Here’s a list of some of the stuff we did:

– chop parsley and cilantro for chimmichurri sauce

– peel, cut, and cooked mashed potatoes for potato bread

– made vinaigrette

– made bagna cauda

– butchered and vacuum packed a shit load of hanger steaks

– butchered and vacuum packed chickens (learning experience because I screwed one up, so that went in “Family Meal”)

– made biscuit dough

– peeled and chopped onions, probably around 50L

– chopped watermelon for Jungle Juice

– grated a shit load of cheese

– helped clean up the kitchen at the end of service

The thing that surprised us the most was how much stuff is prepared in advance.  I mean obviously kitchens have to prep for their service, but we never knew what kind of planning, quantity, and physical labor went into that.  It’s a lot!

For example, even when you decide to order a salad, someone has chopped the kale, made the cheese, made the vinaigrette, butchered, sous vide and cooked the chicken; and not just for your salad, for hundreds of other peoples’ salads, too.  To most eaters, it might just look like a simple, refreshing salad, that they think they can make at home – but it’s the huge quantities of prepping that makes the job arduous, even if the task is as simple as cutting tails off garlic or cutting onions.  Not to mention the long hours, which is mentally exhausting; and we weren’t even cooking anything!  Shit is intense!!!
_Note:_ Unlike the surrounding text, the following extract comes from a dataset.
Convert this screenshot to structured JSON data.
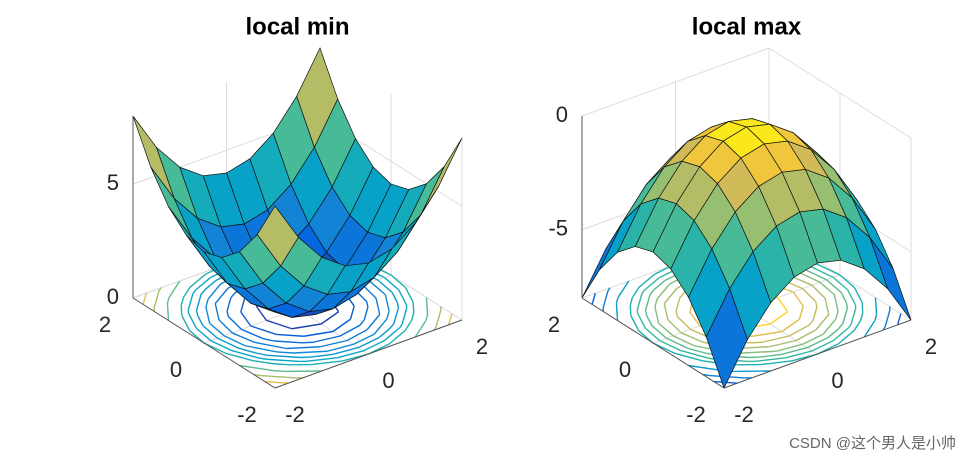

Overall, Ben and I really enjoyed our experience at The Beastro, and by enjoyed I don’t mean to glamorize the hard work of a chef – again, mad props to anyone who does this for a living.  It was an experience where we both learned a lot. It was super intense, but we both tried our best during the double shift.  Afterwards there was a Back to School Party on the rooftop (saw a lot of old faces).  I honestly don’t even know how anyone after working that long in a kitchen could go and socialize with other human beings, but Ben’s Jungle Juice and my glass of red wine helped as we celebrated our first time busting ass in a kitchen.  We hope to be able to do this again in other kitchens or bakeries to learn more about food and cuisine, and for me it settled some qualms about whether or not I could handle the kitchen.  I think I could.

Thanks to The Beastro and all the employees who helped us during the day!